Every agreement in Murmur has an expiration date. This could be as little as two weeks, or as long as a year. The clock starts toward expiration as soon as a proposal secures consent and becomes active.

When the expiration date arrives, the agreement is no longer active in your workspace, and your team will get to decide what to do with it moving forward.

Here’s what you can do with an expired agreement:

Extend – Give it another go! When an agreement has gone well (and the team doesn’t feel the need to make any changes), you can simply extend it for the same amount of time it was active before (i.e. if it was active for a month, it will extend for another month).

Change – Keep it going, but change things up. When things could have gone better, propose changes to the agreement so it better fits your team’s needs. Any changes you propose will need to reach consent before they become active again.

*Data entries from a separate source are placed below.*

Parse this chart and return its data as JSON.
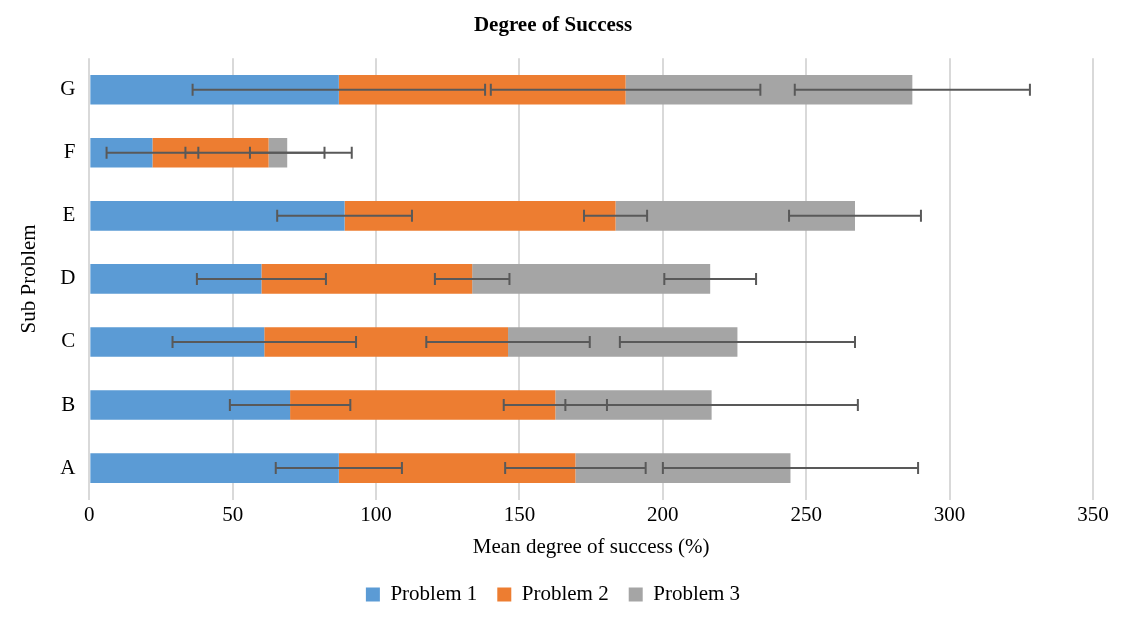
{
  "chart_data": {
    "type": "bar",
    "orientation": "horizontal",
    "stacked": true,
    "title": "Degree of Success",
    "xlabel": "Mean degree of success (%)",
    "ylabel": "Sub Problem",
    "categories": [
      "G",
      "F",
      "E",
      "D",
      "C",
      "B",
      "A"
    ],
    "series": [
      {
        "name": "Problem 1",
        "color": "#5b9bd5",
        "values": [
          87,
          22,
          89,
          60,
          61,
          70,
          87
        ],
        "errors": [
          51,
          16,
          23.5,
          22.5,
          32,
          21,
          22
        ]
      },
      {
        "name": "Problem 2",
        "color": "#ed7d31",
        "values": [
          100,
          40.5,
          94.5,
          73.5,
          85,
          92.5,
          82.5
        ],
        "errors": [
          47,
          29,
          11,
          13,
          28.5,
          18,
          24.5
        ]
      },
      {
        "name": "Problem 3",
        "color": "#a5a5a5",
        "values": [
          100,
          6.5,
          83.5,
          83,
          80,
          54.5,
          75
        ],
        "errors": [
          41,
          13,
          23,
          16,
          41,
          51,
          44.5
        ]
      }
    ],
    "xlim": [
      0,
      350
    ],
    "xticks": [
      0,
      50,
      100,
      150,
      200,
      250,
      300,
      350
    ],
    "grid": "x",
    "legend": "bottom"
  }
}
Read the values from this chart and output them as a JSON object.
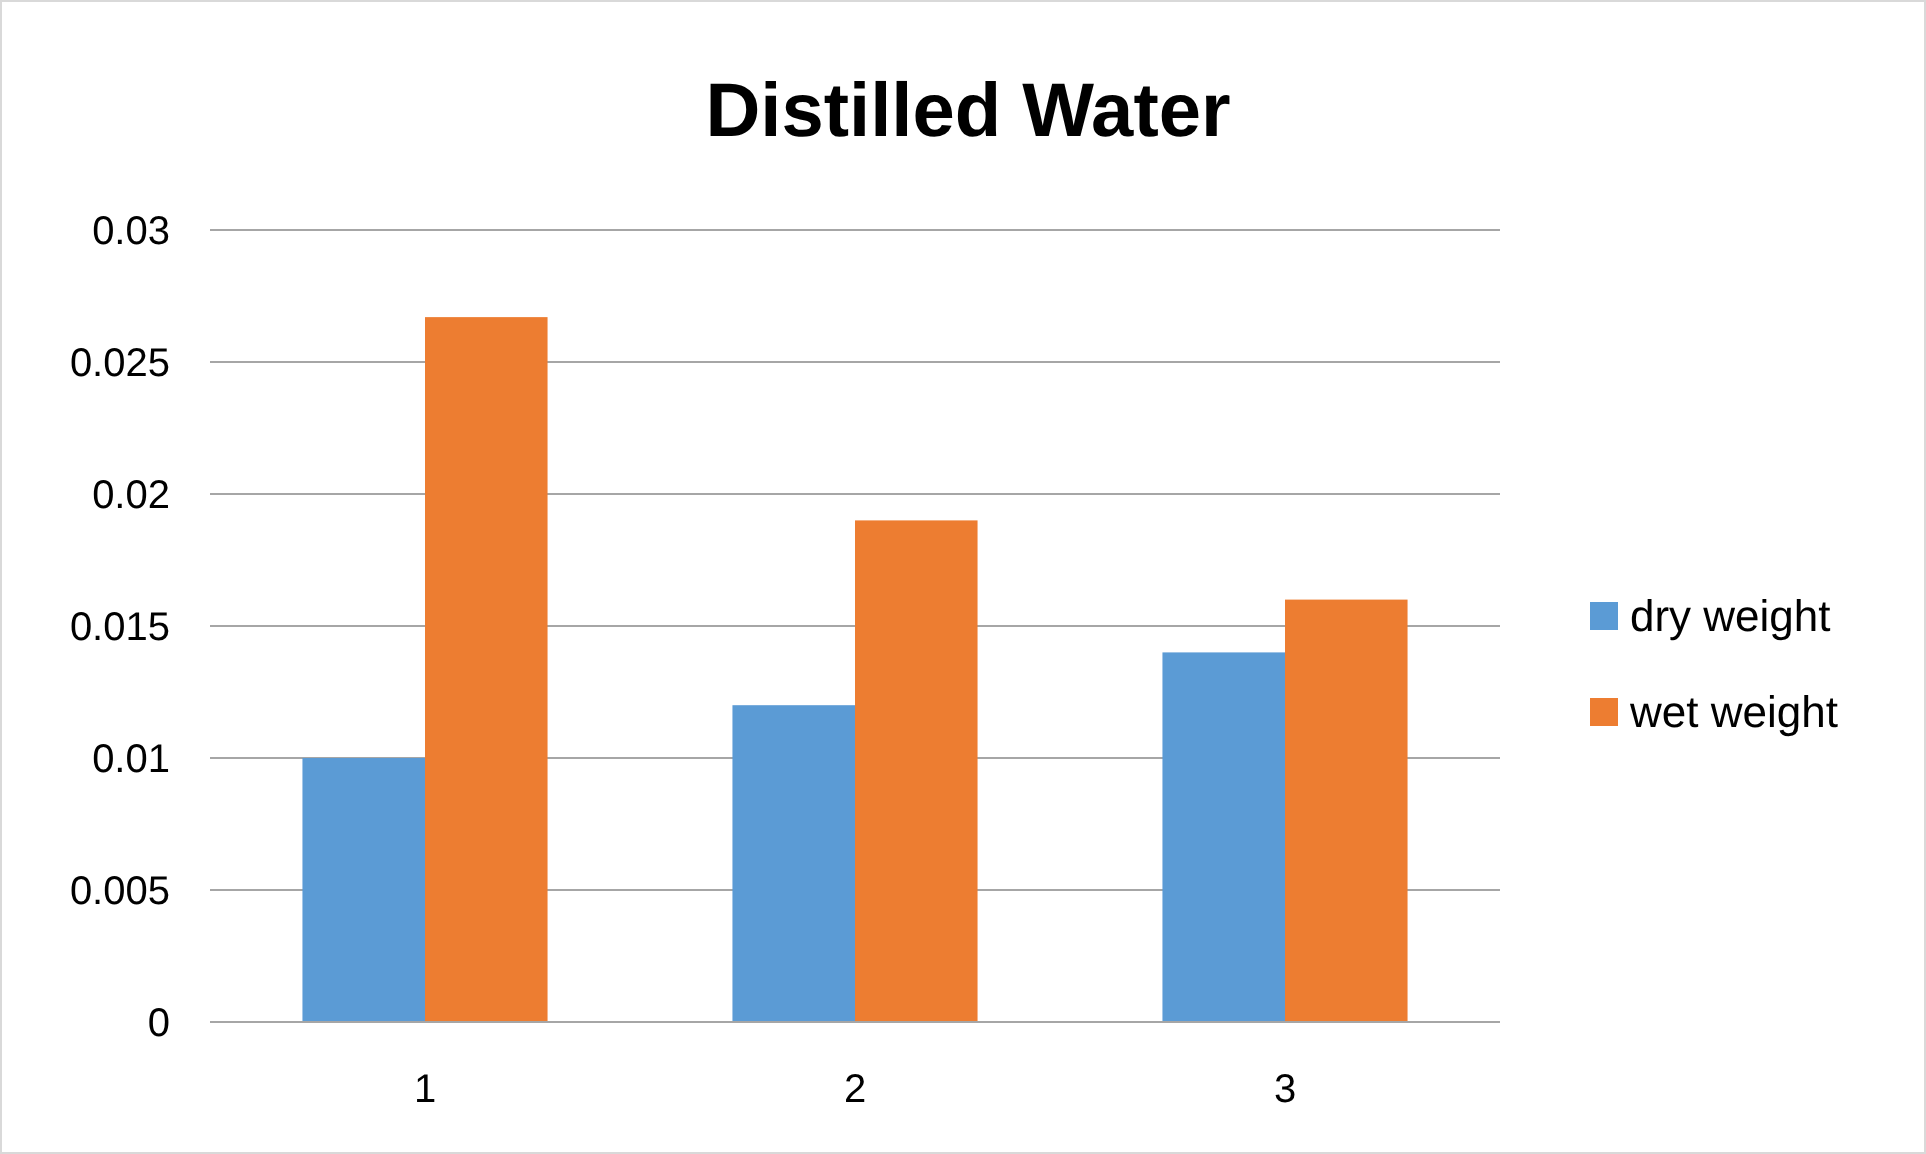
{
  "chart_data": {
    "type": "bar",
    "title": "Distilled Water",
    "categories": [
      "1",
      "2",
      "3"
    ],
    "series": [
      {
        "name": "dry weight",
        "color": "#5b9bd5",
        "values": [
          0.01,
          0.012,
          0.014
        ]
      },
      {
        "name": "wet weight",
        "color": "#ed7d31",
        "values": [
          0.0267,
          0.019,
          0.016
        ]
      }
    ],
    "ylim": [
      0,
      0.03
    ],
    "yticks": [
      0,
      0.005,
      0.01,
      0.015,
      0.02,
      0.025,
      0.03
    ],
    "grid": "y",
    "legend": "right"
  }
}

Archive – Ditch it. Sometimes an experiment doesn’t go well, or maybe it did and your team just no longer needs the agreement. In these cases, toss it in the archive. You can always bring it back in the future.

Expiration is also linked to feedback frequency. Murmur automatically collects feedback on an agreement a week before it expires, asking members of your workspace how they think the agreement has gone so far and what they’d vote to do with it next. Based on the team’s feedback, admins can extend, change, or archive the agreement to make sure it stays relevant to your organization’s current context.